The greater involvement of women in the supply chain reflects the growing number of women business owners, which has expanded 114 percent over the last 20 years, and is increasing at a rate 2.5 times faster than the national average, American Express OPEN data shows. As more women start up businesses, women business owners face a need to develop their own supply chains. Here are three steps for women business owners seeking to develop supplier relationships.

1. Seek the Right Suppliers

While price is obviously a major consideration when choosing suppliers, it’s not as important as reliability, says ThomasNet.com. Factors such as supplier geopolitical location, weather conditions, and whether their warehouses are near your own location can impact reliability. It’s also important to ascertain whether a supplier carries the precise product you need, whether they are capable of shipping at the scale you need, and whether they provide clients with transparent information about available inventory.

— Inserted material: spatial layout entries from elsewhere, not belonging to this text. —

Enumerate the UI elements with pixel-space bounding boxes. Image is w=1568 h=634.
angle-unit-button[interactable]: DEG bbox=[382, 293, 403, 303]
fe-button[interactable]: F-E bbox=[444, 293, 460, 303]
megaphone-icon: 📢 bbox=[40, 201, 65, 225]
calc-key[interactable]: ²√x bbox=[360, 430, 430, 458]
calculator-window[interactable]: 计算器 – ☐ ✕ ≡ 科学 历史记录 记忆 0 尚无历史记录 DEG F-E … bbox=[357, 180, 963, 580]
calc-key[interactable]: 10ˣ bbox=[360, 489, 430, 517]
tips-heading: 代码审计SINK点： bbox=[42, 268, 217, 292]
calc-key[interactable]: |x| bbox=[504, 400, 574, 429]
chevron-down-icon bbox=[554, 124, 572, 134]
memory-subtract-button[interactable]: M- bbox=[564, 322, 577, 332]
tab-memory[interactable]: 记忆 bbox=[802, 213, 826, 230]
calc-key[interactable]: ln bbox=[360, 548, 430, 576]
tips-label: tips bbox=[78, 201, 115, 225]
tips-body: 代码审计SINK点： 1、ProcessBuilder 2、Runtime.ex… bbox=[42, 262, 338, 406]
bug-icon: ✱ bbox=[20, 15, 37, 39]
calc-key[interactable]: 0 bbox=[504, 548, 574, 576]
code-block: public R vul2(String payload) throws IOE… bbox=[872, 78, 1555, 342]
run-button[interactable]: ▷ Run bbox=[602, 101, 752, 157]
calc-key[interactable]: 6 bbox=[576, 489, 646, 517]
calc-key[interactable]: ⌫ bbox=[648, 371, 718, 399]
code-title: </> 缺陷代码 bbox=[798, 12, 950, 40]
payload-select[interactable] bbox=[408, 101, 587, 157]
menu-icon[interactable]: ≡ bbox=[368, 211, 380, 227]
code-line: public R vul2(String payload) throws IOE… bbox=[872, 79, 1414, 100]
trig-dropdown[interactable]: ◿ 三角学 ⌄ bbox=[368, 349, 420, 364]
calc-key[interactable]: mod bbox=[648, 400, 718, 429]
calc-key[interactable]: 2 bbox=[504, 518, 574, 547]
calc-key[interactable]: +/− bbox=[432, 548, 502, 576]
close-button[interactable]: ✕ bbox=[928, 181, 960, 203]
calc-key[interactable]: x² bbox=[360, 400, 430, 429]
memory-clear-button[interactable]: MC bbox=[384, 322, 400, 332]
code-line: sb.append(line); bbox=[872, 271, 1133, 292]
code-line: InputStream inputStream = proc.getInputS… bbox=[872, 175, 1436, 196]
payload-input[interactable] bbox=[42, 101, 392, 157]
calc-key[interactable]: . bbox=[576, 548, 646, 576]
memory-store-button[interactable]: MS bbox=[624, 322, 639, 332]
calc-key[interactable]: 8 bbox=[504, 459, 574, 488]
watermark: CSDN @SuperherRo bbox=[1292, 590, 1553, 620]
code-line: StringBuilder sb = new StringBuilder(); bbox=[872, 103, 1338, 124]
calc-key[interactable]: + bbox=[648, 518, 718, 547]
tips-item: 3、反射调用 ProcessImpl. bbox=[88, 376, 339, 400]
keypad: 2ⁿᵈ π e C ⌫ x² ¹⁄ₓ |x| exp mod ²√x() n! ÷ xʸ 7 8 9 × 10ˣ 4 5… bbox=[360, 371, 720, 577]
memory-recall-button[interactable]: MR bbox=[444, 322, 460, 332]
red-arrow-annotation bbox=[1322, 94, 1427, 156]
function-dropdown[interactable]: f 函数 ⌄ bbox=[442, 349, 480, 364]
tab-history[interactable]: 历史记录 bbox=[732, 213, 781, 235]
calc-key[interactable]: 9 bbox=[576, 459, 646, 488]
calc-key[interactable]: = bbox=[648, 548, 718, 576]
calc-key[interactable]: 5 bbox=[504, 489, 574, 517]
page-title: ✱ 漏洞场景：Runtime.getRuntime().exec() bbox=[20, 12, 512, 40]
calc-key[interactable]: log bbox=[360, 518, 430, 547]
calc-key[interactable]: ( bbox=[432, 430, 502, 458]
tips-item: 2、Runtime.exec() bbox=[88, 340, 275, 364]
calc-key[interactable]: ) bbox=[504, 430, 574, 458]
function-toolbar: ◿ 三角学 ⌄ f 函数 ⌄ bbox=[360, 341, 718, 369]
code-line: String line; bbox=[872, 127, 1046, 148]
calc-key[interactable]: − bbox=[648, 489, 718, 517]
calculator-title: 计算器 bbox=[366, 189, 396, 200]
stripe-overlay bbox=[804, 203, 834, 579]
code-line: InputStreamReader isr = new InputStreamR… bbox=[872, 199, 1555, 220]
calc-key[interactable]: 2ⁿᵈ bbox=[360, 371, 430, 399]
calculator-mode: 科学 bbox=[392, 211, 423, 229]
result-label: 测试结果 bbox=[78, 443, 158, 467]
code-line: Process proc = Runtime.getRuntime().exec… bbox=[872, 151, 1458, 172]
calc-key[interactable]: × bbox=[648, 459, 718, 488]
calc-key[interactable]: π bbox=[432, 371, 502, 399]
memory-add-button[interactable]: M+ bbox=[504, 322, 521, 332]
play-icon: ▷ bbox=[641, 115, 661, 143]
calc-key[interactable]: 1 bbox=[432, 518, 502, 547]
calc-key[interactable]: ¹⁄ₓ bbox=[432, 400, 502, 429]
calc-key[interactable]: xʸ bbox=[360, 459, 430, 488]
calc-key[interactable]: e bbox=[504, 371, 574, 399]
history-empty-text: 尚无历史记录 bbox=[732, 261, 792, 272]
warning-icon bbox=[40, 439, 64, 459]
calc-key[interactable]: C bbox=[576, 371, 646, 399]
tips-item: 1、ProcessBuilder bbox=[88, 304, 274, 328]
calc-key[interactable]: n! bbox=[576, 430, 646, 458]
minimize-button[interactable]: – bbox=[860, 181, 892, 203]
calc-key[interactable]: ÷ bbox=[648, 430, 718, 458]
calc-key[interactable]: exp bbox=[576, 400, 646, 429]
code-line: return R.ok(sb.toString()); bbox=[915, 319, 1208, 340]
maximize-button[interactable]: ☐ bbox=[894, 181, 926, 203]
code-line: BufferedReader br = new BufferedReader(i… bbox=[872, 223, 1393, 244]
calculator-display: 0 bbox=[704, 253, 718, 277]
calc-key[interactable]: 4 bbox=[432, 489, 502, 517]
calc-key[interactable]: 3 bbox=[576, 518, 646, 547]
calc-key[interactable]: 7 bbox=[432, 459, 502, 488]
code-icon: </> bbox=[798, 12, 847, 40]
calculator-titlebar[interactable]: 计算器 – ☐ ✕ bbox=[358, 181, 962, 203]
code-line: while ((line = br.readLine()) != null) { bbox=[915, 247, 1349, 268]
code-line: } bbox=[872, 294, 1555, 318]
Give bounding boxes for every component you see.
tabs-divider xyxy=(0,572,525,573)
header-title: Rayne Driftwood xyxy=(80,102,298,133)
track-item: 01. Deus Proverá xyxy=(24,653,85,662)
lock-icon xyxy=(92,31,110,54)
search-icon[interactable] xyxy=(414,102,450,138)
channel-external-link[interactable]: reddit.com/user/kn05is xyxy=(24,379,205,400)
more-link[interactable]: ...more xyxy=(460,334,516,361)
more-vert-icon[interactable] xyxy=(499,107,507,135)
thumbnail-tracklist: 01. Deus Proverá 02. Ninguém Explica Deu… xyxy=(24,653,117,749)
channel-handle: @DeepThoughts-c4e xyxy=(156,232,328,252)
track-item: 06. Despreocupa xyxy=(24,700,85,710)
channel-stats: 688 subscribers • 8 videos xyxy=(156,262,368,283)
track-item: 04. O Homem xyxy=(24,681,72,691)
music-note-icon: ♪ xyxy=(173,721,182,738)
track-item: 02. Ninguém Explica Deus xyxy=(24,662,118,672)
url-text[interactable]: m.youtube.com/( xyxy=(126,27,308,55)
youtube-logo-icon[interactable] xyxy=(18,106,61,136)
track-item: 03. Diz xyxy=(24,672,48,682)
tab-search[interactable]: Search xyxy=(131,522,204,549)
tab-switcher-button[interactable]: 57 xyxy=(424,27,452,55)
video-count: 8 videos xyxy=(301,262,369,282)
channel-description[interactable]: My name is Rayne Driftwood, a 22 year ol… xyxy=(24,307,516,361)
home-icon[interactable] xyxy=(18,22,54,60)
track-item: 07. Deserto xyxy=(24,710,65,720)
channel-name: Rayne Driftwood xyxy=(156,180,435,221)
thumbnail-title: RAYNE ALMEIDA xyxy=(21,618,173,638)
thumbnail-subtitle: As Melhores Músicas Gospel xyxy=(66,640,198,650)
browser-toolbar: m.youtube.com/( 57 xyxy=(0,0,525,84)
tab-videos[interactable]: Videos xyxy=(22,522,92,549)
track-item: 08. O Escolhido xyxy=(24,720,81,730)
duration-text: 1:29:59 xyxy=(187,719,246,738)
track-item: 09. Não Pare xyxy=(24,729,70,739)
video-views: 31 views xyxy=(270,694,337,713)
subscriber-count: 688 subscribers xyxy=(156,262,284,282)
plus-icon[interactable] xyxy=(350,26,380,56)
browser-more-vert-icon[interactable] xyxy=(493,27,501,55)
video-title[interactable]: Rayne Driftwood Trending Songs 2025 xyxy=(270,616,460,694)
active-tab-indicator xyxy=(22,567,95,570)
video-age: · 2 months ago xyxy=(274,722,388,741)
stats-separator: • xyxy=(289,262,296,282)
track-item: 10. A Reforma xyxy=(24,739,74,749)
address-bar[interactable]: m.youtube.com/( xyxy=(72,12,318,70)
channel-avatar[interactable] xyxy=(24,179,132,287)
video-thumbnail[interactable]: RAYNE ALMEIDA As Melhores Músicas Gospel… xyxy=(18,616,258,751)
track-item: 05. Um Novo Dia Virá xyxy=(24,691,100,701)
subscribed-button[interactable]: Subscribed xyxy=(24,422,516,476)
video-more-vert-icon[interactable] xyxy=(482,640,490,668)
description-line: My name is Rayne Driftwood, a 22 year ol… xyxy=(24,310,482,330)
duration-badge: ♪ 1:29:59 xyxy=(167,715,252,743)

For instance, o-ring supplier Apple Rubber provides an online catalog of 7,000 sizes of seals, along with online tools that make it easy for clients to find the exact part they’re looking for, and they use a 3-D printing process that makes it easy to produce at scale. Other important qualities to look for in suppliers include customer service reputation, delivery lead time and payment terms.

In order to research and compare suppliers, there are a number of resources you can use, says SBA.gov. Internet sources such as Wholesale Central provide a good starting point to find suppliers who are willing to provide products at bulk discount prices. You can also check out trade shows and magazines. Additionally, you can talk to brand manufacturers or ask for recommendations from business peers at networking events such as Chamber of Commerce meetings.

2. Build Good Supplier Relationships

Once you’ve found a supplier you like, the next step is building a strong relationship with them. A good supplier relationship includes both a business and a personal side. On the business side, the foundation for a good supplier relationship is paying promptly, says accounting software supplier QuickBooks. Prompt payments will make suppliers likely to reciprocate by delivering promptly, and it will make them more inclined to give you consideration over other clients if inventory runs low.

Providing adequate notice for lead times is another important part of building a good business relationship. Letting your supplier know your needs well in advance will make it easier for them to schedule your shipments so there are no inventory conflicts with other clients who may be ordering the same items you are. On the personal side, dropping by your supplier’s place of business and keeping them updated on what’s going on in your business will help cultivate an interpersonal connection. It can also yield business benefits such as referrals.

3. Avoid Common Mistakes

Just as paying on time is critical for building good supplier relationships, failing to pay promptly is the quickest way to damage your relationship with your supplier. If you anticipate being unable to pay on time, communicate this up-front and make arrangements to pay as soon as possible. Also, when making payments, stick to the terms you agreed upon rather than trying to negotiate a lower price at the last minute.

Failing to communicate clearly is another common mistake. Miscommunication can lead to shipment errors, delays, and conflicts. Avoid these issues by verifying that your supplier clearly understands your order specs, timetable, and what payment terms you’re agreeing to.

Another common mistake is ordering a wholesale shipment before you’ve tried a sample. This can leave you stuck with paying for a large shipment of the wrong item. Verify the item you’re ordering is the one you want by requesting a sample before ordering in bulk.

Supply chains are the lifeblood of your business, and building good relationships with your suppliers can help ensure your company’s success. Looking for suppliers who are reliable as well as competitive on price sets the stage for good relationships. Cultivating both the business and personal side of your relationship with your suppliers will help build strong connections. Avoiding common mistake,s such as failing to pay on time, will help maintain your supplier relationships and ensure that your supply chain and your business stay healthy.